À l’occasion de la Toussaint Paulo-Jorge Pinheiro, directeur de l’agence Sublimatorium Florian Leclerc à Montargis, évoque son parcours de vie dans le journal La République du Centre.

La barbe soigneusement taillée, la poignée de main chaleureuse, Paulo Jorge Pinheiro accueille ses clients avec bonhomie entre les urnes et les plaques funéraires. Il a ouvert sa boutique de pompes funèbres il y a un an dans la rue Jaurès à Montargis. Une franchise de la société Florian Leclerc.

« MONTARGIS M’A CHOISI »

Le fringant directeur de l’établissement vient de fêter ses cinquante ans et une reconversion réussie. Né en région parisienne , Paulo Jorge exerce d’abord en tant que coordinateur dans une société multimarques. Pendant une vingtaine d’années, il réalise les trajets entre le Montargois et Marne-la-Vallée. « Je pilotais les équipes, j’avais déjà cette capacité dans le relationnel ». Mais le travail sept jours sur sept l’épuise. Il veut passer davantage de temps avec sa famille.

En 2017, il se reconvertit dans les pompes funèbres. La belle famille baigne déjà dans le métier. Il passe alors le diplôme de conseiller funéraire, un savant mélange de psychologie et de droit puis un diplôme de responsable d’agence. Paulo Jorge Pinheiro confesse quelques difficultés à reprendre les bancs de l’école mais compte bien entretenir sa fibre entrepreneuriale.
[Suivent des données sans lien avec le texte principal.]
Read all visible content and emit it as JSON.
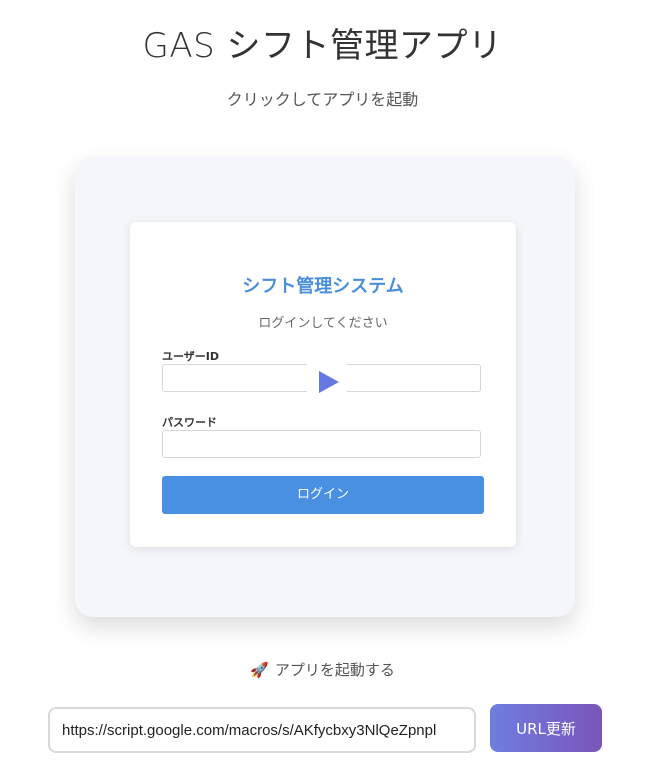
{
  "header": {
    "title": "GAS シフト管理アプリ",
    "subtitle": "クリックしてアプリを起動"
  },
  "preview": {
    "login_title": "シフト管理システム",
    "login_subtitle": "ログインしてください",
    "user_id_label": "ユーザーID",
    "password_label": "パスワード",
    "login_button": "ログイン",
    "play_icon": "play-icon"
  },
  "launch": {
    "icon": "rocket-icon",
    "label": "アプリを起動する"
  },
  "url_bar": {
    "value": "https://script.google.com/macros/s/AKfycbxy3NlQeZpnpl",
    "button_label": "URL更新"
  },
  "colors": {
    "accent_blue": "#4a90e2",
    "play_purple": "#6778e0",
    "button_gradient_start": "#6f7de0",
    "button_gradient_end": "#7a55b8"
  }
}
C’est aussi l’occasion pour le conseiller funéraire en herbe d’espérer un nouveau départ en province. Direction Bayonne ou Paulo Jorge s’installe à son compte en janvier 2020. Deux mois plus tard, l’entreprise est rattrapée par le Covid. Cependant, le projet professionnel de Paulo Jorge Pinheiro ne restera pas lettre morte. « C’est Montargis qui m’a choisi et pas l’inverse », clame le directeur d’agence, qui revient dans le Loiret, à proximité de ses quatre enfants.

Dans sa boutique, une pièce à peine dissimulée où sont présentés quatre cercueils. « Ça ne me fait plus rien maintenant. Pour moi c’est comme des meubles, dit-il en toquant sur un cercueil. Tant que ça ne répond pas c’est bon ! »

Loin des clichés du croquemort livide et blasé à la Lucky Luke, il pétille d’humour et de vie derrière son bureau. « Je suis un agent du dernier voyage. C ’est un métier où l’on n’est souvent associé à la mort, alors qu’en fait c’est le contraire. Les morts je ne peux plus rien faire pour eux.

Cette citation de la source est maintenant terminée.